Looking at the night sky dazzling with heavenly bodies and with our galaxy (depending on where you’re located), the Milky Way strikingly sprayed across the sky, surely leaves one spellbound at the sublimeness of the universe. But imagine uncovering these specks of light at a more distinct angle, revealing what mankind has been trying to detect for years.
On the 12th of July, high-quality images of the unseen splendours of the cosmos were released by NASA’s James Webb Space Telescope (JWST), a collaboration with the Canadian Space Agency (CSA) and the European Space Agency (ESA) at a distance of nearly one million miles away from our home planet.
This historical moment was streamed at a live webcast from Goddard Space Flight Center in Greenbelt, Maryland. The pictures taken by the largest space telescope JWST, are stated to be the most extensive cosmic view ever taken, encompassing the light from galaxies that have taken billions of years to reach us.
“Today, we present humanity with a groundbreaking new view of the cosmos from the James Webb Space Telescope – a view the world has never seen before,” said NASA Administrator Bill Nelson.
The stellar imagery was shown to US President, Joe Biden during a White House briefing.
“These images are going to remind the world that America can do big things, and remind the American people – especially our children – that there’s nothing beyond our capacity,” President Biden remarked.
The picture shows a galaxy cluster(estimated as thousands of galaxies) SMACS 0723 with the finest infrared view of the universe as it looked 4.6 billion years ago.
This was unveiled to President Joe Biden and Vice President Kamala Harris at the White House live event on the 11th of July. The capture taken by Webb is considered to be like a grain of sand held at arm’s length, amazingly just a tiny bit of the expanding universe.
“Light travels at 186,000 miles per second. And that light that you are seeing on one of those little specks, has been travelling for over 13 billion years,” said NASA administrator Bill Nelson.

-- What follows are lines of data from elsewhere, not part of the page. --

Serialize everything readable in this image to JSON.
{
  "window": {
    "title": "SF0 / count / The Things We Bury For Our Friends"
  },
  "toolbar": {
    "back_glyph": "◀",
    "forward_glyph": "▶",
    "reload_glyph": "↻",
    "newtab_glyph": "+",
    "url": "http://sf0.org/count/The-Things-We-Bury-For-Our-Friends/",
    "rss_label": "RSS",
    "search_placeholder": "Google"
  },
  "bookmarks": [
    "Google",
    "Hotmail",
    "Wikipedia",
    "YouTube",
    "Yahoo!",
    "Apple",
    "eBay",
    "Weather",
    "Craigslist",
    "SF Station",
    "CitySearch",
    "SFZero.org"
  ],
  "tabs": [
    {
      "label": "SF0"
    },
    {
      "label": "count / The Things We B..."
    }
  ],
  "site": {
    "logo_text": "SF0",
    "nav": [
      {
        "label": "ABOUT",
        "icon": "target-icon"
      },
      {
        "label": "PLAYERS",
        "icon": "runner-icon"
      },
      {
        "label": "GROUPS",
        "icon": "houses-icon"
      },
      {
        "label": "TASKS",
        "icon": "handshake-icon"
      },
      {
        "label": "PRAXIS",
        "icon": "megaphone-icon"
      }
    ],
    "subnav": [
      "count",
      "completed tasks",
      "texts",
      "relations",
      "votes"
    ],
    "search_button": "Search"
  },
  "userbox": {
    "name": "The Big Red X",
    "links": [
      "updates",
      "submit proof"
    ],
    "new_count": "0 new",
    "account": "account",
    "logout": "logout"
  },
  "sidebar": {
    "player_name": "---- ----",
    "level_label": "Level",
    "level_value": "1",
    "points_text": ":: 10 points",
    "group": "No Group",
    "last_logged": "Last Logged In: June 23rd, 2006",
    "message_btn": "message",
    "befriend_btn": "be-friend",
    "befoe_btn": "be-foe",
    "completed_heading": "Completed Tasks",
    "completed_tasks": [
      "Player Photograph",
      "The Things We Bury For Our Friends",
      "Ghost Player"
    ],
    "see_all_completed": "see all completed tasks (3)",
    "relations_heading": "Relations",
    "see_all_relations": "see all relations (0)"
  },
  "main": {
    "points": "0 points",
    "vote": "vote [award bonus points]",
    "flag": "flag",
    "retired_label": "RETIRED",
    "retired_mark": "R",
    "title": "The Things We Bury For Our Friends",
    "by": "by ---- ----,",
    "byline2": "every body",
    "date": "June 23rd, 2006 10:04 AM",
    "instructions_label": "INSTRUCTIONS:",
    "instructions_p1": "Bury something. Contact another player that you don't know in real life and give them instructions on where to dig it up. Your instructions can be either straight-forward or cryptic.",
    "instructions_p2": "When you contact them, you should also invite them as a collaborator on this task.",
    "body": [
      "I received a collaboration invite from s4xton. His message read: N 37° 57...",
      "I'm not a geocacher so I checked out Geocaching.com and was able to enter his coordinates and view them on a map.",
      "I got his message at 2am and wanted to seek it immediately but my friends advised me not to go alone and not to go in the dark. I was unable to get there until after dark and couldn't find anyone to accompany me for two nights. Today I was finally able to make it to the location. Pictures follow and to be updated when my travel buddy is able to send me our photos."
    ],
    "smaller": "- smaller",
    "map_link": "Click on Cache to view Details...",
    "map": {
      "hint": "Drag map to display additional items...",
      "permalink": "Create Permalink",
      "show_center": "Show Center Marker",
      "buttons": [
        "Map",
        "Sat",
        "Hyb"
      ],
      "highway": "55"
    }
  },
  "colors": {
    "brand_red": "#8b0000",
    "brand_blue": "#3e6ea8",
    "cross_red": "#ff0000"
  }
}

“And by the way, we’re going back further, because this is just the first image. They’re going back about 13 and a half billion years. And since we know the Universe is 13.8 billion years old, you’re going back almost to the beginning.”
The $10 billion space telescope was launched on the 21st of December 2021, on an Ariane 5 rocket from French Guiana, South America. It is considered as the successor to the renowned Hubble Space Telescope. Designed to scrutinize the expanding universe, the JWST has two overarching targets. To take photographs of the earliest stars to shine in the Universe billions of years ago; the other being, to check if distant planets could harbour life.
This panorama of “cosmic cliffs” sequined with radiating stars is the fringe of a nearby, stellar nursery called NGC 3324 in the Carina Nebula.
“There’s so much going on here, it’s so beautiful,” Amber Straughn, an astrophysicist at NASA’s Goddard Space Flight Center in Maryland, said during the live event. “Today, for the first time, we’re seeing brand new stars that were previously completely hidden from our view.”
The JWST operates in an infrared spectrum because, unlike visible light, infrared red light has a longer wavelength and can pass through objects in space such as clouds of dust and gas.
The telescope, which originates its name from James Edwin Webb, who was the administrator of NASA from 1961 to 1968 during the Mercury, Gemini and Apollo programs, uses infrared to make observations of the galactic bodies. Using its 6.5m diameter golden mirror, JWST discerns with a frequency range that is lower than Hubble and from long-wavelength visible light through mid-infrared.
The James Webb Space Telescope should be kept at a temperature below 50K (-2230C ; -3700F ) because the light that is collected should not impede the infrared light emitted by the telescope itself.
Five galaxies moving rapidly in space called Stephen’s Quintet are revealed by the James Webb Space Telescope and are shown unlike ever before. These five star systems also known as Hickson Compact Group 92 (HGC 92) are said to be in a “cosmic dance”.
Here we get a glimpse of the Southern Ring Nebula, which is the remnants of a supernova. The split picture displays two views of the nebula; the left side shows the nebula in near-infrared light from JWST’s NIRCam. On the right, mid-infrared light from the observatory’s MIRI instrument is shown.
“We are seeing things better and more detailed than ever before, not only nearby but far away. All this is gas. This is the star that has released this gas into space. These objects are all over the galaxy and this is an example of what the telescope can do.” said renowned American astrophysicist Neil deGrasse Tyson, about the Southern Ring Nebula on NBC news.
The powerful James Webb Space Telescope made history with these stunning captures of the divinity of space and is yet to further unravel the depths of the unseen.